As has been well reported, on September 30 American forces, in the form of a joint CIA-military drone strike, assassinated Anwar al-Awlaki and another American citizen, Samir Khan. Of crucial importance to this story is the irrefutable fact that neither man was arrested, tried, or convicted of any crime. Awlaki has been accused by the White House of taking the lead in “planning and directing efforts to murder innocent Americans.”
This American-born, Yemeni-based cleric may or may not be guilty of those charges. That question is the one faced by all those accused of committing crimes. Until September 30, that question was answered in our Republic in a court of law by a jury of one’s peers, not by one man, even if that man fancies himself the arbiter of guilt and innocence and has the deadly force to immediately enact his will.
In the aftermath of the assassination of Anwar al-Awlaki, the question of the legality of that act was again put to Herman Cain. According to a story published by the blog Hot Air, after a Tea Party-sponsored event in Chicago, Cain spoke favorably of the President’s decision.
In a brief Q&A with our panel after his speech, Cain told the crowd that he fully supported Barack Obama’s decision to strike Anwar al-Awlaki.
Why the waffle? How could Herman Cain go from an accurate summation of the legal process required in our Republic before a life may be taken in May to commending the very illegal act he once denounced?

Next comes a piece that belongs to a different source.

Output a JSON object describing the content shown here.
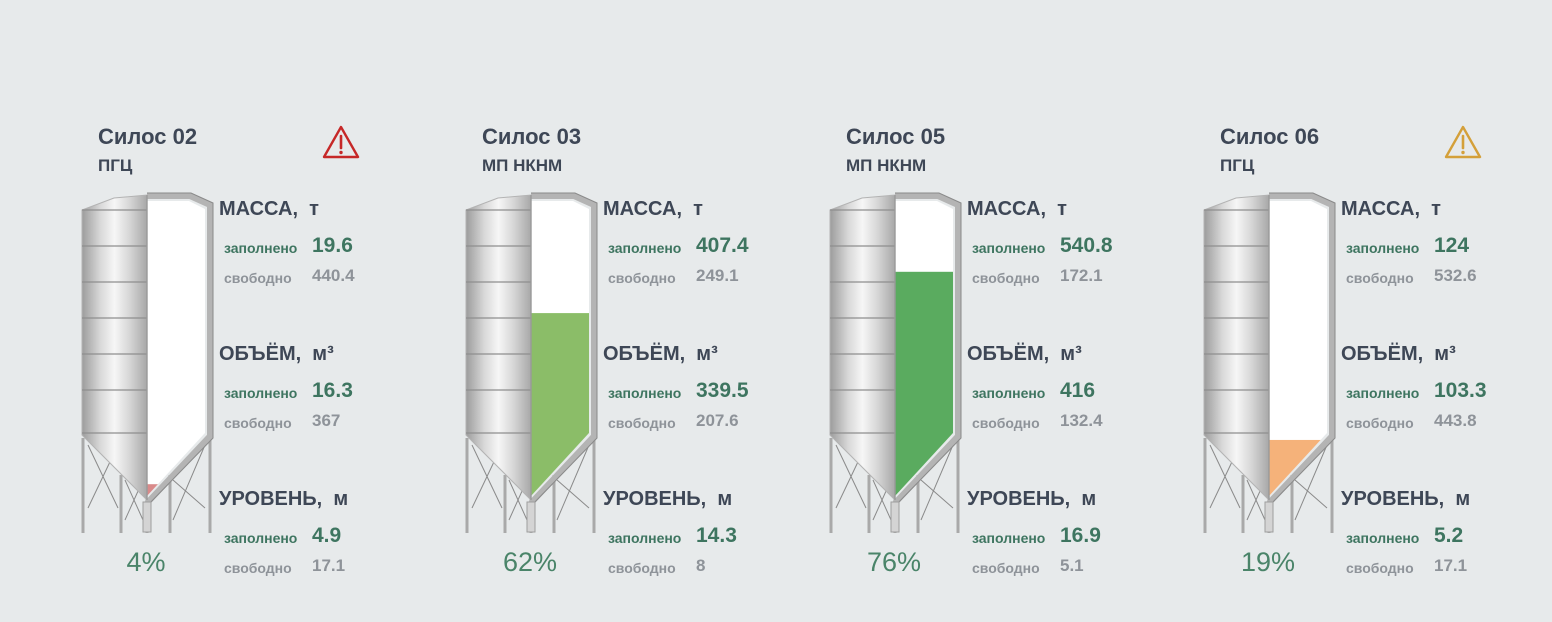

The Weekly Standard posed that very question to the presidential hopeful during a telephone interview conducted on October 4. Cain’s response:
I never said that [President Obama] should not have ordered [the killing]. I don’t recall saying that. I think you’ve got some misinformation. Keep in mind that there are a lot of people out there trying to make me sound as if I am indecisive.
I don’t know all of the compelling evidence that the intelligence agencies and the military had. I’m convinced — I’m convinced that they have enough intelligence information that said he’s a threat to the United States of America. You don’t try to prosecute or capture him simply because he’s a United States citizen.
Again, Cain is correct, albeit unintentionally — the government doesn’t try to prosecute or capture Awlaki (or anyone accused of any crime) “simply because he’s a United States citizen.” In point of fact, the government must not only try to do so, it must do so. Our government may not carry out any such punishment against a citizen or against any one without prosecution. Remember, prosecution is just another name for part of the process due the accused under the mandates of the Fifth Amendment.
Herman Cain’s disregard for constitutional constraints is disturbing. This is a man offering himself to fill the office of the President. Given his recent response to the assassination of Anwar al-Awlaki, it seems apparent that, as President, Herman Cain would not be dissuaded by the Constitution were he to decide that someone was “a threat to the United States of America.”
Is this the level of fidelity to the presidential oath of office that we could expect from a President Herman Cain? Would his administration perpetuate (perhaps even expand) the current policy of assassinating Americans suspected of possibly inspiring others to commit crimes?
It would be wise for all committed constitutionalists to find answers to these vital questions prior to pulling a lever for Herman Cain or any candidate with a demonstrable disregard for human life, the rule of law, and the Constitution.